Póki nie zrozumiemy jak wielki wpływ na masy na inżynieria społeczna, póki będziemy ją lekceważyć to będzie się miała dobrze, także gdy będzie nawoływała do destruktywnych postaw.
W naturze każdego CZŁOWIEKA (nie mężczyzny, nie kobiety) jest zło i dobro. Zakładajmy dobro, choć bądźmy ostrożni
Niby cel obrany przez feministki jest szczytny Z ZEWNĄTRZ (gdyby tylko mówiły, żeby każdy potępiał przemoc NIEZALEŻNIE od płci), ale z wewnątrz nie tylko nie eliminuje prawdziwych sprawców i nie pomaga prawdziwym ofiarom, ale zrównuje najgorszych ludzi płci męskiej z każdym mężczyzną, a do tego uznaje każdą kobietę za ofiarę i zrównuje je z przedstawicielkami tych najlepszych kobiet.

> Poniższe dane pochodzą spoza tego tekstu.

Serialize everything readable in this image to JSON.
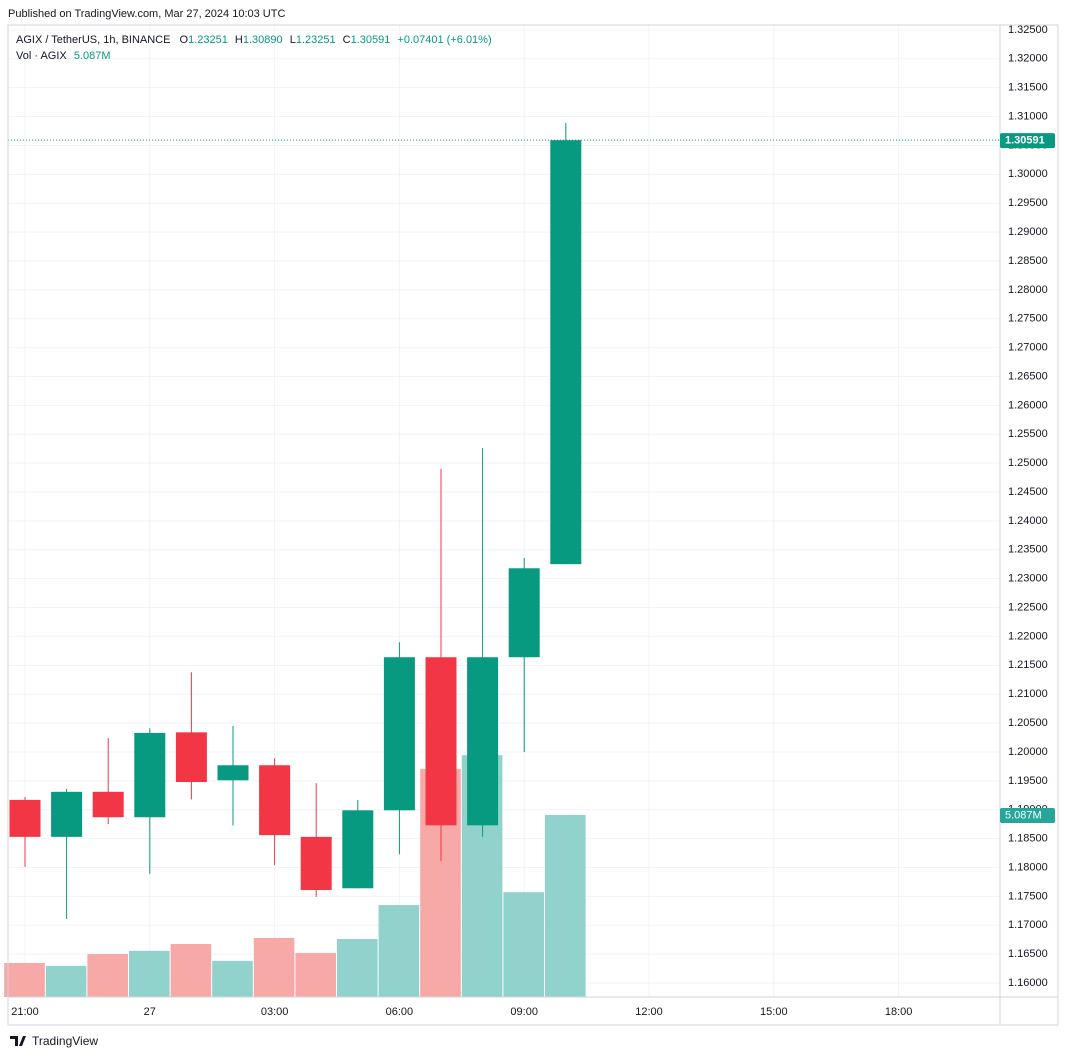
{
  "header": {
    "published": "Published on TradingView.com, Mar 27, 2024 10:03 UTC",
    "symbol": "AGIX / TetherUS, 1h, BINANCE",
    "o_label": "O",
    "o_value": "1.23251",
    "h_label": "H",
    "h_value": "1.30890",
    "l_label": "L",
    "l_value": "1.23251",
    "c_label": "C",
    "c_value": "1.30591",
    "change": "+0.07401 (+6.01%)"
  },
  "chart_data": {
    "type": "candlestick",
    "categories": [
      "21:00",
      null,
      null,
      "27",
      null,
      null,
      "03:00",
      null,
      null,
      "06:00",
      null,
      null,
      "09:00",
      null,
      null,
      "12:00",
      null,
      null,
      "15:00",
      null,
      null,
      "18:00"
    ],
    "open": [
      1.1917,
      1.1853,
      1.1931,
      1.1887,
      1.2034,
      1.1951,
      1.1977,
      1.1853,
      1.1764,
      1.1899,
      1.2164,
      1.1873,
      1.2164,
      1.23251,
      null,
      null,
      null,
      null,
      null,
      null,
      null,
      null
    ],
    "high": [
      1.1922,
      1.1936,
      1.2024,
      1.2041,
      1.2138,
      1.2045,
      1.1989,
      1.1946,
      1.1917,
      1.219,
      1.249,
      1.2526,
      1.2336,
      1.3089,
      null,
      null,
      null,
      null,
      null,
      null,
      null,
      null
    ],
    "low": [
      1.1801,
      1.1711,
      1.1875,
      1.1789,
      1.1918,
      1.1873,
      1.1804,
      1.1749,
      1.1764,
      1.1823,
      1.1811,
      1.1853,
      1.2,
      1.23251,
      null,
      null,
      null,
      null,
      null,
      null,
      null,
      null
    ],
    "close": [
      1.1853,
      1.1931,
      1.1887,
      1.2033,
      1.1948,
      1.1977,
      1.1856,
      1.1761,
      1.1899,
      1.2164,
      1.1873,
      1.2164,
      1.2318,
      1.30591,
      null,
      null,
      null,
      null,
      null,
      null,
      null,
      null
    ],
    "up_color": "#089981",
    "down_color": "#f23645",
    "volume": {
      "name": "Vol · AGIX",
      "values": [
        0.95,
        0.87,
        1.2,
        1.29,
        1.48,
        1.01,
        1.65,
        1.23,
        1.62,
        2.57,
        6.37,
        6.76,
        2.93,
        5.087,
        null,
        null,
        null,
        null,
        null,
        null,
        null,
        null
      ],
      "value_labels": [
        null,
        null,
        null,
        null,
        null,
        null,
        null,
        null,
        null,
        null,
        null,
        null,
        null,
        "5.087M",
        null,
        null,
        null,
        null,
        null,
        null,
        null,
        null
      ],
      "up_color": "#92d2cc",
      "down_color": "#f7a9a7"
    },
    "ylim": [
      1.15758,
      1.32585
    ],
    "yticks": [
      {
        "value": 1.16,
        "label": "1.16000"
      },
      {
        "value": 1.165,
        "label": "1.16500"
      },
      {
        "value": 1.17,
        "label": "1.17000"
      },
      {
        "value": 1.175,
        "label": "1.17500"
      },
      {
        "value": 1.18,
        "label": "1.18000"
      },
      {
        "value": 1.185,
        "label": "1.18500"
      },
      {
        "value": 1.19,
        "label": "1.19000"
      },
      {
        "value": 1.195,
        "label": "1.19500"
      },
      {
        "value": 1.2,
        "label": "1.20000"
      },
      {
        "value": 1.205,
        "label": "1.20500"
      },
      {
        "value": 1.21,
        "label": "1.21000"
      },
      {
        "value": 1.215,
        "label": "1.21500"
      },
      {
        "value": 1.22,
        "label": "1.22000"
      },
      {
        "value": 1.225,
        "label": "1.22500"
      },
      {
        "value": 1.23,
        "label": "1.23000"
      },
      {
        "value": 1.235,
        "label": "1.23500"
      },
      {
        "value": 1.24,
        "label": "1.24000"
      },
      {
        "value": 1.245,
        "label": "1.24500"
      },
      {
        "value": 1.25,
        "label": "1.25000"
      },
      {
        "value": 1.255,
        "label": "1.25500"
      },
      {
        "value": 1.26,
        "label": "1.26000"
      },
      {
        "value": 1.265,
        "label": "1.26500"
      },
      {
        "value": 1.27,
        "label": "1.27000"
      },
      {
        "value": 1.275,
        "label": "1.27500"
      },
      {
        "value": 1.28,
        "label": "1.28000"
      },
      {
        "value": 1.285,
        "label": "1.28500"
      },
      {
        "value": 1.29,
        "label": "1.29000"
      },
      {
        "value": 1.295,
        "label": "1.29500"
      },
      {
        "value": 1.3,
        "label": "1.30000"
      },
      {
        "value": 1.305,
        "label": "1.30500"
      },
      {
        "value": 1.31,
        "label": "1.31000"
      },
      {
        "value": 1.315,
        "label": "1.31500"
      },
      {
        "value": 1.32,
        "label": "1.32000"
      },
      {
        "value": 1.325,
        "label": "1.32500"
      }
    ],
    "grid": true
  },
  "footer": {
    "brand": "TradingView"
  }
}
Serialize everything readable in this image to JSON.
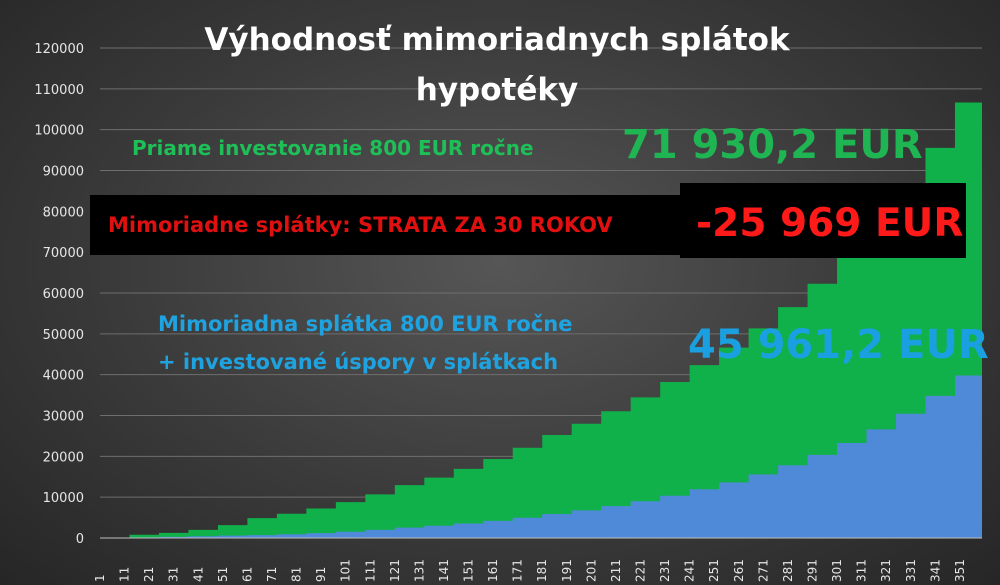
{
  "chart_data": {
    "type": "area",
    "title_line1": "Výhodnosť mimoriadnych splátok",
    "title_line2": "hypotéky",
    "xlabel": "",
    "ylabel": "",
    "ylim": [
      0,
      120000
    ],
    "y_ticks": [
      0,
      10000,
      20000,
      30000,
      40000,
      50000,
      60000,
      70000,
      80000,
      90000,
      100000,
      110000,
      120000
    ],
    "x_ticks": [
      1,
      11,
      21,
      31,
      41,
      51,
      61,
      71,
      81,
      91,
      101,
      111,
      121,
      131,
      141,
      151,
      161,
      171,
      181,
      191,
      201,
      211,
      221,
      231,
      241,
      251,
      261,
      271,
      281,
      291,
      301,
      311,
      321,
      331,
      341,
      351
    ],
    "x_range": [
      1,
      360
    ],
    "grid": "horizontal",
    "legend": "none",
    "series": [
      {
        "color": "#10b04a",
        "points": [
          [
            1,
            0
          ],
          [
            10,
            700
          ],
          [
            60,
            4800
          ],
          [
            120,
            12800
          ],
          [
            180,
            25000
          ],
          [
            240,
            42000
          ],
          [
            300,
            68000
          ],
          [
            360,
            118000
          ]
        ]
      },
      {
        "color": "#4f8ad8",
        "points": [
          [
            1,
            0
          ],
          [
            60,
            700
          ],
          [
            120,
            2500
          ],
          [
            180,
            5800
          ],
          [
            240,
            11800
          ],
          [
            300,
            23000
          ],
          [
            360,
            45000
          ]
        ]
      }
    ],
    "annotations": {
      "green_label": "Priame investovanie 800 EUR ročne",
      "green_value": "71 930,2 EUR",
      "red_label": "Mimoriadne splátky: STRATA ZA 30 ROKOV",
      "red_value": "-25 969 EUR",
      "blue_label_line1": "Mimoriadna splátka 800 EUR ročne",
      "blue_label_line2": "+ investované úspory v splátkach",
      "blue_value": "45 961,2 EUR"
    }
  }
}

Obie postawy są toksyczne, ponieważ mężczyźni muszą udowadniać, że są lepsi, niż są określanymi (zamiast w nich wierzyć, doceniać i wspierać), a kobiety nie muszą udowadniać, że są tak dobre, jak o sobie mogą sądzić (czyli są toksycznie rozpieszczane).

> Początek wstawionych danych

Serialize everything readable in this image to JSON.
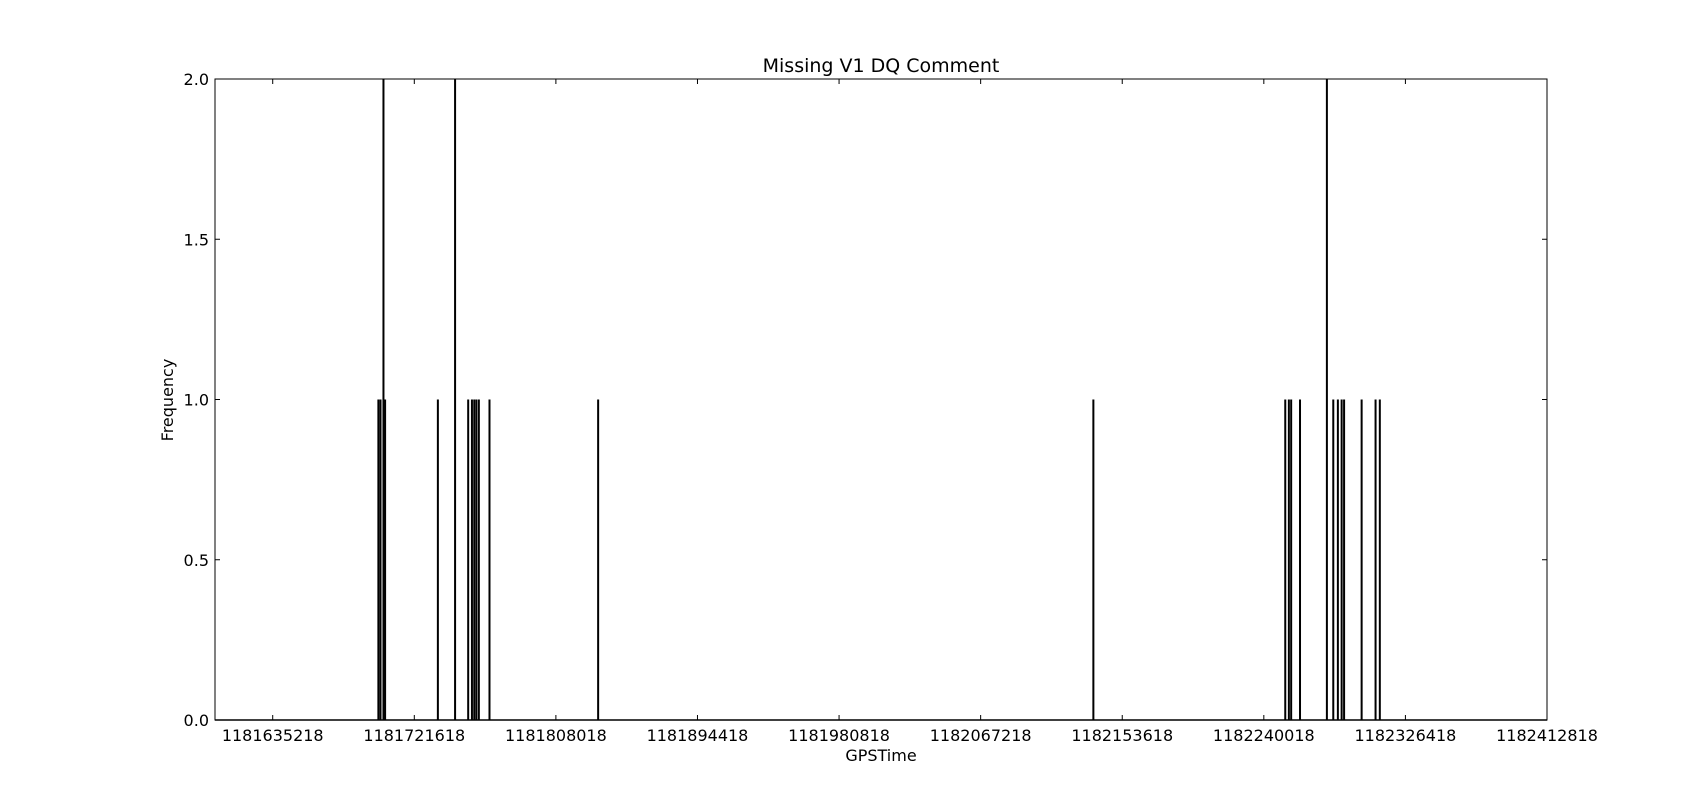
{
  "chart_data": {
    "type": "bar",
    "title": "Missing V1 DQ Comment",
    "xlabel": "GPSTime",
    "ylabel": "Frequency",
    "xlim": [
      1181600000,
      1182412818
    ],
    "ylim": [
      0.0,
      2.0
    ],
    "xticks": [
      1181635218,
      1181721618,
      1181808018,
      1181894418,
      1181980818,
      1182067218,
      1182153618,
      1182240018,
      1182326418,
      1182412818
    ],
    "xtick_labels": [
      "1181635218",
      "1181721618",
      "1181808018",
      "1181894418",
      "1181980818",
      "1182067218",
      "1182153618",
      "1182240018",
      "1182326418",
      "1182412818"
    ],
    "yticks": [
      0.0,
      0.5,
      1.0,
      1.5,
      2.0
    ],
    "ytick_labels": [
      "0.0",
      "0.5",
      "1.0",
      "1.5",
      "2.0"
    ],
    "grid": false,
    "bar_color": "#000000",
    "series": [
      {
        "x": [
          1181699700,
          1181701000,
          1181702800,
          1181703800,
          1181736000,
          1181746500,
          1181754500,
          1181756800,
          1181758200,
          1181759500,
          1181761000,
          1181767500,
          1181833800,
          1182136000,
          1182253100,
          1182255300,
          1182256700,
          1182262100,
          1182278500,
          1182282400,
          1182285200,
          1182287500,
          1182289000,
          1182299700,
          1182308200,
          1182310800
        ],
        "values": [
          1,
          1,
          2,
          1,
          1,
          2,
          1,
          1,
          1,
          1,
          1,
          1,
          1,
          1,
          1,
          1,
          1,
          1,
          2,
          1,
          1,
          1,
          1,
          1,
          1,
          1
        ]
      }
    ]
  }
}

Czyli kolejny raz – zrzuca się z kobiet odpowiedzialność, a na mężczyzn nakłada podwójną, tak jak w przypadku udowadniania niewinności. Mężczyzna ma się wykazać i udowodnić, że nie jest latającym słoniem, drugim Hitlerem, czy też, że nie molestował/nie gwałcił/nie stosował przemocy domowej – kobieta ma nie spaprać swojego fałszywego, idealnego i niewinnego wizerunku…
Feminizm taką postawą kopie rękę, która ją karmi, bo bez mężczyzn – tych dobrych, tych feministek by nie było, nie byłoby mikrofonu, sali, maszyn, dróg, a nawet pozwolenia na to, by taka nawołująca do nienawiści feministka nie została uznaną chorą psychicznie, a próbowała (i była) dla wielu autorytetem.

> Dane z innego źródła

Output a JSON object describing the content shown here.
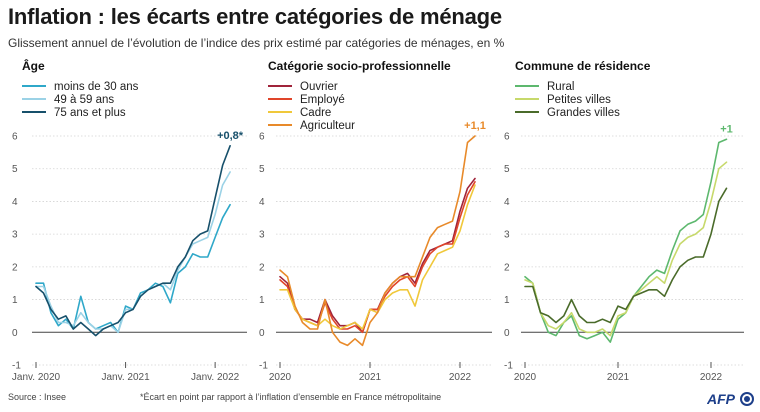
{
  "title": "Inflation : les écarts entre catégories de ménage",
  "subtitle": "Glissement annuel de l’évolution de l’indice des prix estimé par catégories de ménages, en %",
  "source": "Source : Insee",
  "footnote": "*Écart en point par rapport à l’inflation d’ensemble en France métropolitaine",
  "logo_text": "AFP",
  "chart_data": [
    {
      "type": "line",
      "title": "Âge",
      "ylim": [
        -1,
        6
      ],
      "yticks": [
        -1,
        0,
        1,
        2,
        3,
        4,
        5,
        6
      ],
      "xlim": [
        0,
        28
      ],
      "xticks": [
        {
          "pos": 0,
          "label": "Janv. 2020"
        },
        {
          "pos": 12,
          "label": "Janv. 2021"
        },
        {
          "pos": 24,
          "label": "Janv. 2022"
        }
      ],
      "annotation": {
        "text": "+0,8*",
        "color": "#17506b"
      },
      "series": [
        {
          "name": "moins de 30 ans",
          "color": "#2fa8c9",
          "values": [
            1.5,
            1.5,
            0.6,
            0.2,
            0.4,
            0.1,
            1.1,
            0.3,
            0.1,
            0.2,
            0.3,
            0.0,
            0.8,
            0.7,
            1.2,
            1.3,
            1.5,
            1.4,
            0.9,
            1.8,
            2.0,
            2.4,
            2.3,
            2.3,
            2.9,
            3.5,
            3.9
          ]
        },
        {
          "name": "49 à 59 ans",
          "color": "#9bd2e6",
          "values": [
            1.4,
            1.4,
            0.8,
            0.3,
            0.3,
            0.2,
            0.6,
            0.3,
            0.1,
            0.1,
            0.2,
            0.0,
            0.7,
            0.7,
            1.1,
            1.3,
            1.4,
            1.5,
            1.3,
            1.9,
            2.3,
            2.7,
            2.8,
            2.9,
            3.6,
            4.5,
            4.9
          ]
        },
        {
          "name": "75 ans et plus",
          "color": "#17506b",
          "values": [
            1.4,
            1.2,
            0.7,
            0.4,
            0.5,
            0.1,
            0.3,
            0.1,
            -0.1,
            0.1,
            0.2,
            0.3,
            0.6,
            0.7,
            1.1,
            1.3,
            1.4,
            1.5,
            1.5,
            2.0,
            2.3,
            2.8,
            3.0,
            3.1,
            4.1,
            5.1,
            5.7
          ]
        }
      ]
    },
    {
      "type": "line",
      "title": "Catégorie socio-professionnelle",
      "ylim": [
        -1,
        6
      ],
      "yticks": [
        -1,
        0,
        1,
        2,
        3,
        4,
        5,
        6
      ],
      "xlim": [
        0,
        28
      ],
      "xticks": [
        {
          "pos": 0,
          "label": "2020"
        },
        {
          "pos": 12,
          "label": "2021"
        },
        {
          "pos": 24,
          "label": "2022"
        }
      ],
      "annotation": {
        "text": "+1,1",
        "color": "#e88a2a"
      },
      "series": [
        {
          "name": "Ouvrier",
          "color": "#a0243a",
          "values": [
            1.7,
            1.5,
            0.7,
            0.4,
            0.4,
            0.3,
            1.0,
            0.5,
            0.2,
            0.2,
            0.3,
            0.0,
            0.7,
            0.7,
            1.2,
            1.5,
            1.7,
            1.8,
            1.5,
            2.1,
            2.5,
            2.6,
            2.7,
            2.8,
            3.7,
            4.4,
            4.7
          ]
        },
        {
          "name": "Employé",
          "color": "#e0452a",
          "values": [
            1.6,
            1.4,
            0.7,
            0.4,
            0.3,
            0.2,
            0.9,
            0.4,
            0.1,
            0.1,
            0.2,
            0.0,
            0.7,
            0.7,
            1.1,
            1.4,
            1.6,
            1.7,
            1.4,
            2.0,
            2.4,
            2.6,
            2.7,
            2.7,
            3.5,
            4.2,
            4.6
          ]
        },
        {
          "name": "Cadre",
          "color": "#f0c83a",
          "values": [
            1.3,
            1.3,
            0.7,
            0.4,
            0.3,
            0.2,
            0.4,
            0.2,
            0.1,
            0.2,
            0.3,
            0.1,
            0.7,
            0.6,
            1.0,
            1.2,
            1.3,
            1.3,
            0.8,
            1.6,
            2.0,
            2.4,
            2.5,
            2.6,
            3.1,
            3.9,
            4.5
          ]
        },
        {
          "name": "Agriculteur",
          "color": "#e88a2a",
          "values": [
            1.9,
            1.7,
            0.8,
            0.3,
            0.1,
            0.1,
            1.0,
            0.0,
            -0.3,
            -0.4,
            -0.2,
            -0.4,
            0.3,
            0.6,
            1.2,
            1.5,
            1.7,
            1.7,
            1.7,
            2.3,
            2.9,
            3.2,
            3.3,
            3.4,
            4.3,
            5.8,
            6.0
          ]
        }
      ]
    },
    {
      "type": "line",
      "title": "Commune de résidence",
      "ylim": [
        -1,
        6
      ],
      "yticks": [
        -1,
        0,
        1,
        2,
        3,
        4,
        5,
        6
      ],
      "xlim": [
        0,
        28
      ],
      "xticks": [
        {
          "pos": 0,
          "label": "2020"
        },
        {
          "pos": 12,
          "label": "2021"
        },
        {
          "pos": 24,
          "label": "2022"
        }
      ],
      "annotation": {
        "text": "+1",
        "color": "#5db86e"
      },
      "series": [
        {
          "name": "Rural",
          "color": "#5db86e",
          "values": [
            1.7,
            1.5,
            0.6,
            0.0,
            -0.1,
            0.3,
            0.5,
            -0.1,
            -0.2,
            -0.1,
            0.0,
            -0.3,
            0.4,
            0.6,
            1.1,
            1.4,
            1.7,
            1.9,
            1.8,
            2.5,
            3.1,
            3.3,
            3.4,
            3.6,
            4.6,
            5.8,
            5.9
          ]
        },
        {
          "name": "Petites villes",
          "color": "#c7d96b",
          "values": [
            1.6,
            1.5,
            0.6,
            0.2,
            0.1,
            0.3,
            0.6,
            0.1,
            0.0,
            0.0,
            0.1,
            -0.1,
            0.5,
            0.6,
            1.1,
            1.3,
            1.5,
            1.7,
            1.5,
            2.2,
            2.7,
            2.9,
            3.0,
            3.2,
            4.0,
            5.0,
            5.2
          ]
        },
        {
          "name": "Grandes villes",
          "color": "#4a6b2a",
          "values": [
            1.4,
            1.4,
            0.6,
            0.5,
            0.3,
            0.5,
            1.0,
            0.5,
            0.3,
            0.3,
            0.4,
            0.3,
            0.8,
            0.7,
            1.1,
            1.2,
            1.3,
            1.3,
            1.1,
            1.6,
            2.0,
            2.2,
            2.3,
            2.3,
            3.0,
            4.0,
            4.4
          ]
        }
      ]
    }
  ]
}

Bo te kobiety – feministki mogą być silne i niezależne – ale tylko z pomocą mężczyzn, aparatu administracyjnego, państwa przejmującego rolę mężczyzn, grantów, parytetów, przywilejów, praw, socjalu, wyręczania, zrzucania odpowiedzialności, a nawet cenzury, by prawda na jaw nie wyszła. Ba, pozostaje im jeszcze tylko podzielić mężczyzn na tych, którzy są za kobietami, a też tych, którzy niby ich nienawidzą i sprawa załatwiona. Albo za albo przeciw.
A my na to pozwalamy, z wielu powodów, o których przeciętny śmiertelnik nie ma świadomości, bo i nie widzi całego obrazu tych zdarzeń. Nie ma informacji.
My też mówimy, by eliminować toksyczne kobiety, ale niekoniecznie spotyka się to z dobrą uwagą (bo kto mówi źle o kobietach TOKSYCZNYCH – mizogin), mimo, że jest to pożyteczne, logiczne i potrzebne. Mimo, że uważa się, że mężczyźni są uprzywilejowani to kobiety pracują zwykle lżej, nie muszą wykazywać się kompetencjami (np. dostały parytety, niższy wiek emerytalny, niższe wyroki za te same przestępstwa, a także lekceważy się kobiecą przemoc), a do tego ruchy na rzecz kobiet mają dużo większą siłę przebicia (także przez to, że są opłacane, a my możemy liczyć finansowo tylko na siebie).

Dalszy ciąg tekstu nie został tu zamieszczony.